The revolution that failed to appear on America’s streets in spite of Vietnam and its countless casualties happened on the big screens of the Grindhouse theatres. Initially it was more subtly introduced, as in »Private Duty Nurses« in which an African-American doctor learns to channel his anger towards unrelenting racism. But with »Night Call Nurses«, Armitage ultimately and unapolegetically takes the side of the outcasts and rebels in their fight for a different America.

The B-movies as well as the Exploitation films became the last stronghold of subversive art that took an uncompromising stand and yet were filled with a tremendous playfulness. Everything dogmatic was alien to George Armitage from the beginning. Which also puts him in line with his mentor Roger Corman. Just as Corman, Armitage has always been keen not to go over-budget or into overtime when shooting. The time gained was used to work with the actors, give space for improvisations, and to experiment. The script was considered a framework intended to be transcended. This approach to storytelling was the one and only way to give cinema a liberty that allowed him to question society and the political status quo.

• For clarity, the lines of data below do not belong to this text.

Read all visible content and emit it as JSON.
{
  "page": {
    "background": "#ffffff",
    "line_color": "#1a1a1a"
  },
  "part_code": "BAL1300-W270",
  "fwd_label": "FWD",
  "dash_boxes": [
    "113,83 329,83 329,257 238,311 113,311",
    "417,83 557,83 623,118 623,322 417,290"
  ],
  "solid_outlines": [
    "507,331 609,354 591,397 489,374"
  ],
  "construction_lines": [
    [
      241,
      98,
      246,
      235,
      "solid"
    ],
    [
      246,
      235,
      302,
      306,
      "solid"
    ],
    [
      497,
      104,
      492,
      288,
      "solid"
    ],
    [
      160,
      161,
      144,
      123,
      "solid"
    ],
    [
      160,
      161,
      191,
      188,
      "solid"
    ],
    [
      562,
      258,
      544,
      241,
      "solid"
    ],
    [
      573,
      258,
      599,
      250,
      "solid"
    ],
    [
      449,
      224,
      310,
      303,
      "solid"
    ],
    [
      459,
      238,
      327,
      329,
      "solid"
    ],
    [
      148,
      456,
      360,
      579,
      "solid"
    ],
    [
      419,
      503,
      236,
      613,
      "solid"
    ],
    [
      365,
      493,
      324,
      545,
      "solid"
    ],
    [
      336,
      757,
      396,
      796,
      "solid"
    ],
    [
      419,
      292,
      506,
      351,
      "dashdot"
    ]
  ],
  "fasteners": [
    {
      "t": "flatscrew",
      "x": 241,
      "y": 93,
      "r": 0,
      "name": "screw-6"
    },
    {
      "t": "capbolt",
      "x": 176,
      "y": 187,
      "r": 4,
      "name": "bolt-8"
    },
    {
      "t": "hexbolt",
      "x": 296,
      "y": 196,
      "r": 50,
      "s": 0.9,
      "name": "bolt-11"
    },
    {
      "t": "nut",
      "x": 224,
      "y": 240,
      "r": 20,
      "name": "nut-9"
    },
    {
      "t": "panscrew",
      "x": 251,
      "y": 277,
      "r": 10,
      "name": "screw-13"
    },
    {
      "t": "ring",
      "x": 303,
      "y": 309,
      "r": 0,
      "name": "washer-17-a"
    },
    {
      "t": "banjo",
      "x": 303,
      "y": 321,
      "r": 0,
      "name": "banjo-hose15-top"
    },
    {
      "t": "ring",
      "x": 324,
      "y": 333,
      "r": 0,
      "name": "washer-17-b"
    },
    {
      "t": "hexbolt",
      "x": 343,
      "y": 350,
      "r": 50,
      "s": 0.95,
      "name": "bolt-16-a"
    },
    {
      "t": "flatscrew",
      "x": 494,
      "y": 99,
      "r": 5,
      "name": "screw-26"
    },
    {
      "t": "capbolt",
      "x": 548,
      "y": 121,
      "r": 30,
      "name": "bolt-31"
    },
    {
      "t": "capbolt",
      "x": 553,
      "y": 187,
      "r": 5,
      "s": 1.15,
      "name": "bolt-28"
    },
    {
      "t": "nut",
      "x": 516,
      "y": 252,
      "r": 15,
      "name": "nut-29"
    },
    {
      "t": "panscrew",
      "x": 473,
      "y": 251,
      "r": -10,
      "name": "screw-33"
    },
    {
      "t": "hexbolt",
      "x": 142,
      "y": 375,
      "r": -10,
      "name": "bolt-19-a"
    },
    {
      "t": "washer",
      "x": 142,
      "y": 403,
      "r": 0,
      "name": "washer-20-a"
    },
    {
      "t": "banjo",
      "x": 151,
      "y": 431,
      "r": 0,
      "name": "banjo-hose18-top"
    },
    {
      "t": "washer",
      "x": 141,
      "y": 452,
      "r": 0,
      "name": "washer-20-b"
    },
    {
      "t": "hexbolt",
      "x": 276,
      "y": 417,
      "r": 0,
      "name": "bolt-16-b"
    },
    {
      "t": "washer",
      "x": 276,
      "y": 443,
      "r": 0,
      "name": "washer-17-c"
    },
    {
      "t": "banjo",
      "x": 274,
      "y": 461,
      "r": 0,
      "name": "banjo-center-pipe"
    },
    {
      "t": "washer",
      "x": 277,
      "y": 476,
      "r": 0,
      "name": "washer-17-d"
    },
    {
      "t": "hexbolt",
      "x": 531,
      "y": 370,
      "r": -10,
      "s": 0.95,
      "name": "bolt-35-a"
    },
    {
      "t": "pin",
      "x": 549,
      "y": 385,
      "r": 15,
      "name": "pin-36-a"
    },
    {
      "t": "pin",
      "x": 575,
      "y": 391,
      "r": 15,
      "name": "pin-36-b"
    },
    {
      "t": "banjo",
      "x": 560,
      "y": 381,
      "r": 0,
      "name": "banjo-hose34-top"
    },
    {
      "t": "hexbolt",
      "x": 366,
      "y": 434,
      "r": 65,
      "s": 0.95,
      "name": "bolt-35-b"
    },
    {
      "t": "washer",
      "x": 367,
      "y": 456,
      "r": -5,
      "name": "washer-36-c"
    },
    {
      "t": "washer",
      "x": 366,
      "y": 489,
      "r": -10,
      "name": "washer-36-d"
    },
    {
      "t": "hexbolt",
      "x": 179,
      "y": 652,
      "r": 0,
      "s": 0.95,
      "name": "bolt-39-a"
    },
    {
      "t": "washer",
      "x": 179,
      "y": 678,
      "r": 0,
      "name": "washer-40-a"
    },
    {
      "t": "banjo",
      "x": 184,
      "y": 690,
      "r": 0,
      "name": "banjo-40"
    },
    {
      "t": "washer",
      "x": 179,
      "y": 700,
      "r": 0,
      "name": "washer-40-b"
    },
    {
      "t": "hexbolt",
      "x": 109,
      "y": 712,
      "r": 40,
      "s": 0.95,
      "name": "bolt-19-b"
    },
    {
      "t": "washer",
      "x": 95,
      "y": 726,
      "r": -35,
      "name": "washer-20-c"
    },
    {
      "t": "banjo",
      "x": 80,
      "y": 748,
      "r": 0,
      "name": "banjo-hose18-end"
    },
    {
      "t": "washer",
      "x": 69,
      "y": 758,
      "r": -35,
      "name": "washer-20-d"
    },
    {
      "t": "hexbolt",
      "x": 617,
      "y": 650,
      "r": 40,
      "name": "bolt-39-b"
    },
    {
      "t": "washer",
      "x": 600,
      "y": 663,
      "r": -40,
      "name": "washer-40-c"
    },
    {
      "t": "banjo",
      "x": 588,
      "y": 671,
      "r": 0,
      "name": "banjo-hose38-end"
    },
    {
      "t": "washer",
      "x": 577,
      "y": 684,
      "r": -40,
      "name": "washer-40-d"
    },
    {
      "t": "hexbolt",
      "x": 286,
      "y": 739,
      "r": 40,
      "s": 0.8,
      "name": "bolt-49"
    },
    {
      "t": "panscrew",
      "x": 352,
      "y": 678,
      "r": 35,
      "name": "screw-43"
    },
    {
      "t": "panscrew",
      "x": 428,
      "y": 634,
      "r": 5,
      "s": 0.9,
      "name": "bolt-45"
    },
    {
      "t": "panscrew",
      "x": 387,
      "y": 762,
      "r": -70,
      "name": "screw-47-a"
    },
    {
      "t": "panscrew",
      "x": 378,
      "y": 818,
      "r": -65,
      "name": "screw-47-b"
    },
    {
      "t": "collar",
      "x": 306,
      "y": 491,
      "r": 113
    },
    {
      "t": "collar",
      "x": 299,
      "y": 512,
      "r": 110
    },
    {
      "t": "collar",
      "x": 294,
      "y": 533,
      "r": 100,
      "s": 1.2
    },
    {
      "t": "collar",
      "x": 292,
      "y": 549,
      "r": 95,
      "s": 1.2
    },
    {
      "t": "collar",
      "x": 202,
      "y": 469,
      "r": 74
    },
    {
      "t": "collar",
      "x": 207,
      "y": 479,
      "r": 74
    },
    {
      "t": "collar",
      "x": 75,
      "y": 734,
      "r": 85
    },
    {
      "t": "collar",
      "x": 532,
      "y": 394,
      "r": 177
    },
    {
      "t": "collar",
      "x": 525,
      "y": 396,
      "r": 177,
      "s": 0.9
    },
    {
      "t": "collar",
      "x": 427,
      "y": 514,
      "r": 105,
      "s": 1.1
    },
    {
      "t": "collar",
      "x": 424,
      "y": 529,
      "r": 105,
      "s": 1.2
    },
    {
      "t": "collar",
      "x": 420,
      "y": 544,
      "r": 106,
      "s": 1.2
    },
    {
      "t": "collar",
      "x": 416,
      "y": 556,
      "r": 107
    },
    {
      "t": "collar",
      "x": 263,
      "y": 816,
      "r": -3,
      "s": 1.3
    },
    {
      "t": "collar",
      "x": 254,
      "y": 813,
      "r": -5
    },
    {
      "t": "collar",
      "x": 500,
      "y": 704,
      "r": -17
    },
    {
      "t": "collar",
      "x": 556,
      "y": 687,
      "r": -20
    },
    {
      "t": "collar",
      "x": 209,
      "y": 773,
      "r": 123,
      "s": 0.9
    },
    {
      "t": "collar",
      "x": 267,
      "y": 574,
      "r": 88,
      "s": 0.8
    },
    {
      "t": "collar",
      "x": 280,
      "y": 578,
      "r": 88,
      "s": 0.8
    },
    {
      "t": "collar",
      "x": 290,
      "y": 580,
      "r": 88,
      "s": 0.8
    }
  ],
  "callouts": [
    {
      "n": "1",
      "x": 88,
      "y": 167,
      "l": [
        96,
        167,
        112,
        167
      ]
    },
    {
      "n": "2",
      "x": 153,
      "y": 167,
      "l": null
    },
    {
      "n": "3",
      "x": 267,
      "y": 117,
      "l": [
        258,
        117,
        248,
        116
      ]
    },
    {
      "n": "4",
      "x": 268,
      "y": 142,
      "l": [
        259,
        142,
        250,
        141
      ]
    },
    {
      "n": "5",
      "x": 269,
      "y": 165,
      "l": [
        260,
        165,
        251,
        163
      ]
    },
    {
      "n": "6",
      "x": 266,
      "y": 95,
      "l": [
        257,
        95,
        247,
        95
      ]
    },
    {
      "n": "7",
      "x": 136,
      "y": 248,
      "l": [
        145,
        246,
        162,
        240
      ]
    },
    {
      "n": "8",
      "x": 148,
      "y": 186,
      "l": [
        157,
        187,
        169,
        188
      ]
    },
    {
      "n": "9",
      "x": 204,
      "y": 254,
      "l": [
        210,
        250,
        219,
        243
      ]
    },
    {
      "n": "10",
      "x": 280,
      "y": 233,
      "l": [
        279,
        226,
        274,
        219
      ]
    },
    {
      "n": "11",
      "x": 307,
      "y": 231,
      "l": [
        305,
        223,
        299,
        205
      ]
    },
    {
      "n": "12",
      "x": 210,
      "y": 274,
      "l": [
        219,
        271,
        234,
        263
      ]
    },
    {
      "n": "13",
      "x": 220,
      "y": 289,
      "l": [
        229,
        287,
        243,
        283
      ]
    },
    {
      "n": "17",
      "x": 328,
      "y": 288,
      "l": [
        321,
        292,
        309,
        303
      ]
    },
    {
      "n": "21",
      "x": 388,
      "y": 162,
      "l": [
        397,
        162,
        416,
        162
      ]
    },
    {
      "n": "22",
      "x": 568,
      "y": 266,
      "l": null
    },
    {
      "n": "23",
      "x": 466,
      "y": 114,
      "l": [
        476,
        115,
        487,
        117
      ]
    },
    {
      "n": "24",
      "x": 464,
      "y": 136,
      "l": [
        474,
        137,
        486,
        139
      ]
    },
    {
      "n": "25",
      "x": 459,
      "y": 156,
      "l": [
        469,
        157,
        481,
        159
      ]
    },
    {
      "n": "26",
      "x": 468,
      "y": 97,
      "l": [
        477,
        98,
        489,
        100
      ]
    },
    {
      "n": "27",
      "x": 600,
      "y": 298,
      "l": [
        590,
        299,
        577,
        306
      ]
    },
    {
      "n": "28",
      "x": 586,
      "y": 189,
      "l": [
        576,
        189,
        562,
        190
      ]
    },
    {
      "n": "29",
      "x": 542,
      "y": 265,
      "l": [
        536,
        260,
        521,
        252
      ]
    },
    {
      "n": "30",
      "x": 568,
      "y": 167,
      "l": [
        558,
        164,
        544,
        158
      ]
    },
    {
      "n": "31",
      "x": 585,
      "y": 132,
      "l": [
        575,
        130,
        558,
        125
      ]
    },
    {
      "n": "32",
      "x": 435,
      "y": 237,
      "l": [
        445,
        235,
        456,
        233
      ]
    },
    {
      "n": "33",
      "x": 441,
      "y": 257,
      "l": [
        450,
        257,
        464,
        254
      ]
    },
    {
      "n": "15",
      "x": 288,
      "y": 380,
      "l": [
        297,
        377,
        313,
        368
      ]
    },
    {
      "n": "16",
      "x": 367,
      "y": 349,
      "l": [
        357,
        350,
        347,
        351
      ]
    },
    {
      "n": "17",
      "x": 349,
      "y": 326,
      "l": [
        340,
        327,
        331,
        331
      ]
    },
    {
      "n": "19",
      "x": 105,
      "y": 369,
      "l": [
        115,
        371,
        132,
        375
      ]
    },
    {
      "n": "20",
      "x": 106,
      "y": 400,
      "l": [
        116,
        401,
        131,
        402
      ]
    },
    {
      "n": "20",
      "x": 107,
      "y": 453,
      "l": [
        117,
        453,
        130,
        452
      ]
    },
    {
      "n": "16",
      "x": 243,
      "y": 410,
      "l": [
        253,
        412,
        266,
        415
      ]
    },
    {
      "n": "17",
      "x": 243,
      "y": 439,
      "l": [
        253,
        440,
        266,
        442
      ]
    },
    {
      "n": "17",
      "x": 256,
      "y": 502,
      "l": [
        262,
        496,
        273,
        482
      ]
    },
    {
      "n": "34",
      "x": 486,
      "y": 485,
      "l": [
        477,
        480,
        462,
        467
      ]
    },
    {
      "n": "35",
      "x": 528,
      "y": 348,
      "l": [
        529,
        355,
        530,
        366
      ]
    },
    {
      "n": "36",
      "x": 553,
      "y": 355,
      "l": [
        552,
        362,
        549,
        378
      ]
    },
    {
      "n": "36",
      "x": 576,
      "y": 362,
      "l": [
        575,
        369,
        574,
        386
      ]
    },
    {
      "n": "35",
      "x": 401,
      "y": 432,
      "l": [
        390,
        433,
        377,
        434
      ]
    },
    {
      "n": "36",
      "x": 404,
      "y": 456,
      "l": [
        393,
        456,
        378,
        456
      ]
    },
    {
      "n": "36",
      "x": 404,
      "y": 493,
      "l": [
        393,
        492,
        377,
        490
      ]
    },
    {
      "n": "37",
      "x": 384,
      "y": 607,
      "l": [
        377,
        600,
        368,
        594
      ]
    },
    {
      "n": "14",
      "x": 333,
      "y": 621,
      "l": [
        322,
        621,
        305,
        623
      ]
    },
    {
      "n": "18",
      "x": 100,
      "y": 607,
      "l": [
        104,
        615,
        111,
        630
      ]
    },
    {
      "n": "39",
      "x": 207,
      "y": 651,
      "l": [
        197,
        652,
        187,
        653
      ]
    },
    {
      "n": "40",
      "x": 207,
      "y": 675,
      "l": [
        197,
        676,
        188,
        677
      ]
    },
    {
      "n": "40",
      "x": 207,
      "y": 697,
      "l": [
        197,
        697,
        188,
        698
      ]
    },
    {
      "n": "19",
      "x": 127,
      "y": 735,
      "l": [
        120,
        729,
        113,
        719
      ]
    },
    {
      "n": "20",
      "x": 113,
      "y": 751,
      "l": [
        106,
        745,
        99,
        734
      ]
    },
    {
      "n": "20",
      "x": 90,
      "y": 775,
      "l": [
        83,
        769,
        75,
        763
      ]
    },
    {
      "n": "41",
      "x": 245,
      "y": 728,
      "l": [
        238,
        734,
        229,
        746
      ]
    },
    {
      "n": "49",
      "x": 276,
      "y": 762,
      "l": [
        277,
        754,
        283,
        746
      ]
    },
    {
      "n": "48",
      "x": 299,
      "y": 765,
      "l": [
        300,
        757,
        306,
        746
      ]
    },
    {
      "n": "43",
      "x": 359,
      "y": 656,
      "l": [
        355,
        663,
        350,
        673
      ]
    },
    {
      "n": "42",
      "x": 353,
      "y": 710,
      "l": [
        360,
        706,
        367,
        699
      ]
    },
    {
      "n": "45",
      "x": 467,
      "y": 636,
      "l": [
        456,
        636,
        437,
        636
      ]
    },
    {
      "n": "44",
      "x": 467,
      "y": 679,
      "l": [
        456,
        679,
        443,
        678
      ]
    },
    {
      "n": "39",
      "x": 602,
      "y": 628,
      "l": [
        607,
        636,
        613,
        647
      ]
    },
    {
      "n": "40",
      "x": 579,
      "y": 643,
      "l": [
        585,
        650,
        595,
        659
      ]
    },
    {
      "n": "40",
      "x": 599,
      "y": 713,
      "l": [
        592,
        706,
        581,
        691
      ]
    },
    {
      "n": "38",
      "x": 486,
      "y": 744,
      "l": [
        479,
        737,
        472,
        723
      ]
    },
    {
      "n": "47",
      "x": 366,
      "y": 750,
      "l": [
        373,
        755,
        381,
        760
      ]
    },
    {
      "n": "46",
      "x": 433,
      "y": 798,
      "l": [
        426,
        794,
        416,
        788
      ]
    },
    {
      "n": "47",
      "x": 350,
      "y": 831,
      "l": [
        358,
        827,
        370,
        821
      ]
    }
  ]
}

* »With Grosse Pointe Blank I shot three movies simultaneously. We shot the script as written, we shot a mildly understated version, and we shot a completely over-the-top version, which usually was what was used. We cast that movie —and I’ve cast most movies—by having the actors come in and read, then throwing the script out and saying: ›Okay, let’s improvise.‹ That’s what I was comfortable with. I say to the actors: ›You are creating the character. This is written, these are the parameters, this is the outline. Now you take this, make it your own, and bring me, bring me, bring me.‹ Most actors will stay within the written word, some will go off, like Paul Hampton in Private Duty Nurses, who would improvise and bring Pegi along with him. I’m very fond of Grosse Pointe Blank because of that, the insanity of it was trying to keep things working with three different registers to choose from.« George Armitage on filming the »Corman-method«, in Film Comment

When John Cusack’s Martin Blank encounters his opponent (played by Dan Ackroyd) in »Grosse Pointe Blank«, rules no longer apply. Suddenly, everything is possible. These moments of freedom allow Cusack and Ackroyd to let go completely. Their acting alone sets a world on fire that has been frozen by commercialism. All the bullets that transform the suburban mansion into a true war zone in the wild showdown become nothing more than a mere background accessory.

It seems to be a reoccurring characteristic of Armitage’s films that actors give in to the high of a momentum. This is what allows them to enter alongside their directors’ realm of filmmaking, in which the satire creates its own enormous, self-defying force. Only those who dare to exaggerate the American Dream into sheer grotesque - as Armitage did with verve in the action scenes of »Vigilante Force« or with Freddy Fenger’s criminal escapades in »Miami Blues« – will eventually wake from it again. Behind the looking glass of madness, there might be a chance for a new dream to begin.